To retrieve that number -> CopyCounter + ReadBack (DX11Buffer Raw), with a size of 16 with give you how many elements got appended.
Changing element count size every frame is a pretty bad idea (actually it should not really change at all for your whole application lifetime, except at design time of course), since you recreate resource every frame, which will at some point lead to memory fragmentation, and cause some potential slowdowns.
I’m a tad confused. I hooked up a CopyCount node, and then a ReadBack (Raw) node, but the ReadBack node has no output pins! What am I missing?
Is there a way to access that counter inside a dynamic plugin? I checked the available elements for a IDX11RWStructureBuffer and only see ElementCount, which is why I thought it must be storing the count. Should another buffer data type be used? I tried some names to no avail (IDX11AppendStructuredBuffer, etc.).
I am using B32, and the latest DX11 pack. Thanks vux!
you need to tell the readback node what kind of structures it should output via inspector.
like “float3, float4, int” … depends on what you’re calculating in your above shader. (and don’t forget to set a proper stride on the upward Renderer.
Thanks sebl, that was pretty non-obvious! I saw the “format” hidden field, but it is not a pull-down and there is no help patch. Putting in “int” did the trick!

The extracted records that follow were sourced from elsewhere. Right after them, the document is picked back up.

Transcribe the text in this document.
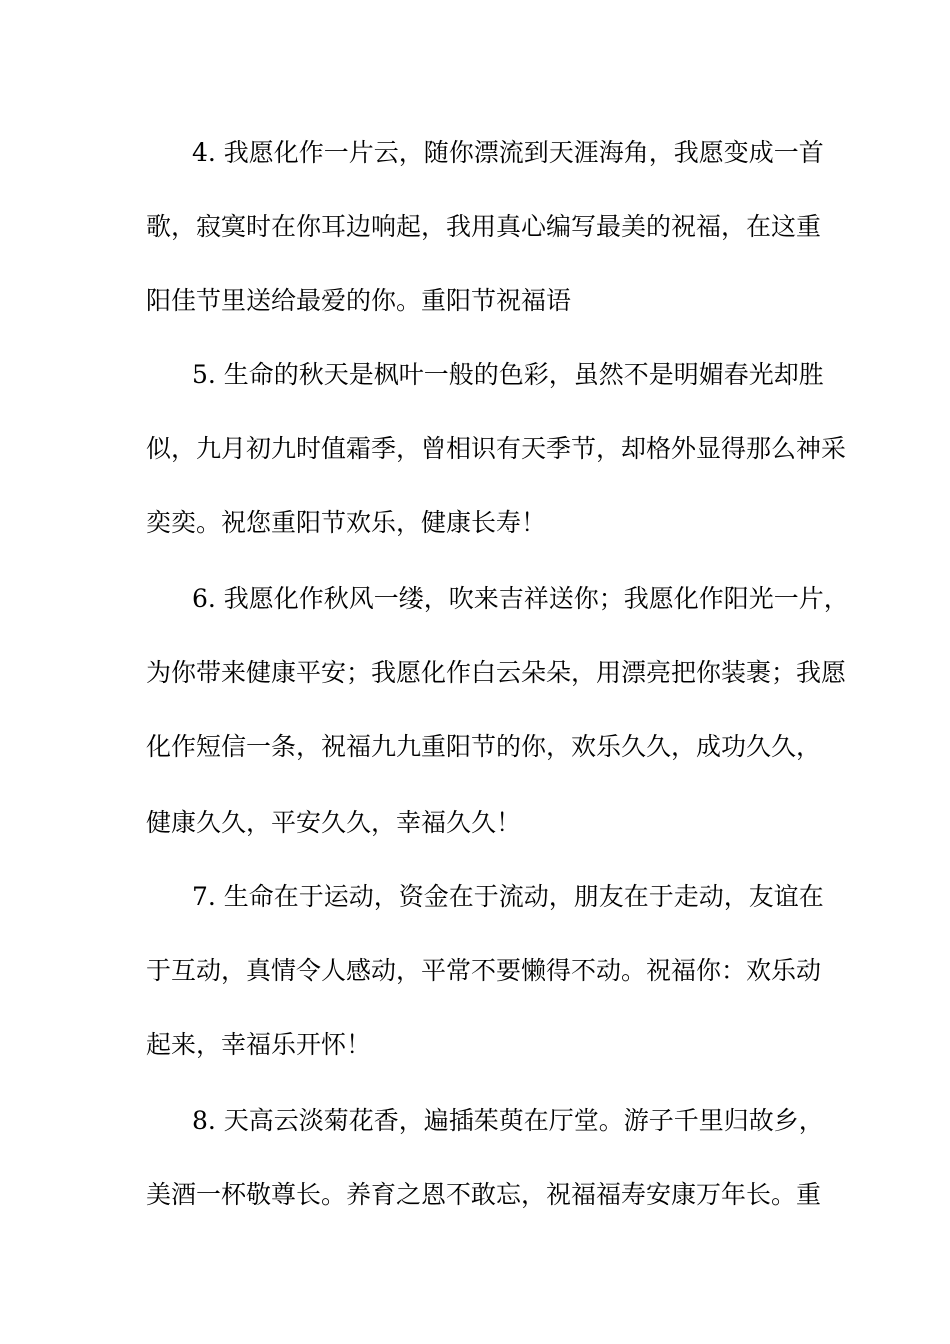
4. 我愿化作一片云，随你漂流到天涯海角，我愿变成一首
歌，寂寞时在你耳边响起，我用真心编写最美的祝福，在这重
阳佳节里送给最爱的你。重阳节祝福语
5. 生命的秋天是枫叶一般的色彩，虽然不是明媚春光却胜
似，九月初九时值霜季，曾相识有天季节，却格外显得那么神采
奕奕。祝您重阳节欢乐，健康长寿！
6. 我愿化作秋风一缕，吹来吉祥送你；我愿化作阳光一片，
为你带来健康平安；我愿化作白云朵朵，用漂亮把你装裹；我愿
化作短信一条，祝福九九重阳节的你，欢乐久久，成功久久，
健康久久，平安久久，幸福久久！
7. 生命在于运动，资金在于流动，朋友在于走动，友谊在
于互动，真情令人感动，平常不要懒得不动。祝福你：欢乐动
起来，幸福乐开怀！
8. 天高云淡菊花香，遍插茱萸在厅堂。游子千里归故乡，
美酒一杯敬尊长。养育之恩不敢忘，祝福福寿安康万年长。重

So there must be a way of getting this directly in a dynamic plugin, though. Looking at the source for CopyCounter is revealing, and certainly not just a simple structure reference.
But this works for now, thanks all!
Indeed readback will get helppatch in next release, but basically you need to set the layout, since buffer is just a raw gpu stream there’s no what to know which type of data it contains.
To get it in a dynamic plugin you do exactly the same as in copy counter (since counter is not stored in the buffer, but in the UnorderedAccessView)
Important command is : CopyStructureCount
Then you need one gpu buffer (for copy), and one staging buffer (to copy back to cpu).
Once you copied your counter in your gpu buffer, call CopyResource from gpu buffer to staging buffer.
Finally you need to call staging.MapForRead, to get read access to the staging buffer (don’t forget to unmap when you’re done!).
Please note that calling MapForRead will flush and stall GPU, so that can have some impact on performance.
Out of interest why do you need to get counter back to cpu?
Thanks vux for the detailed explanation. Duly noted about the GPU stall - is that also happening with CopyCounter?
I need this as the shader can have a variable size output. I’m converting a dynamic plugin I made for taking a depth camera depth image, converting the depth to XYZ, applying a camera transform to it to get world-relative data, then applying bounding boxes for the interaction areas (with per-BBox sub sampling). This allows me to dynamically focus on areas of interest (such as moving hands) and easily combine point clouds from multiple cameras.
I’m seeing conservatively a 10x speed up moving this code to the GPU. I’ll roll this into the Kinect nodes when I get it all working. Oh, and as I still use Primesense cameras, my next move is to convert the OpenNI nodes to DX11 to save the texture conversion, which appears to introduce a frame lag.
I am writing some indices within a compute shader into an AppendStructuredBuffer.
Now I want to access these indices in a further computeshader. At the moment I am using the copycounter/readback solution you mentioned above to get the count of appended indices. Then I use this count to setup the Dispatcher.
Unfortunately this is very unperformant because of the readback.
Is there a way to access the AppendStructuredBuffer without dynamically setting the Dispatcher Threads? Do I have to utilize DispatchIndirect? And if yes - how?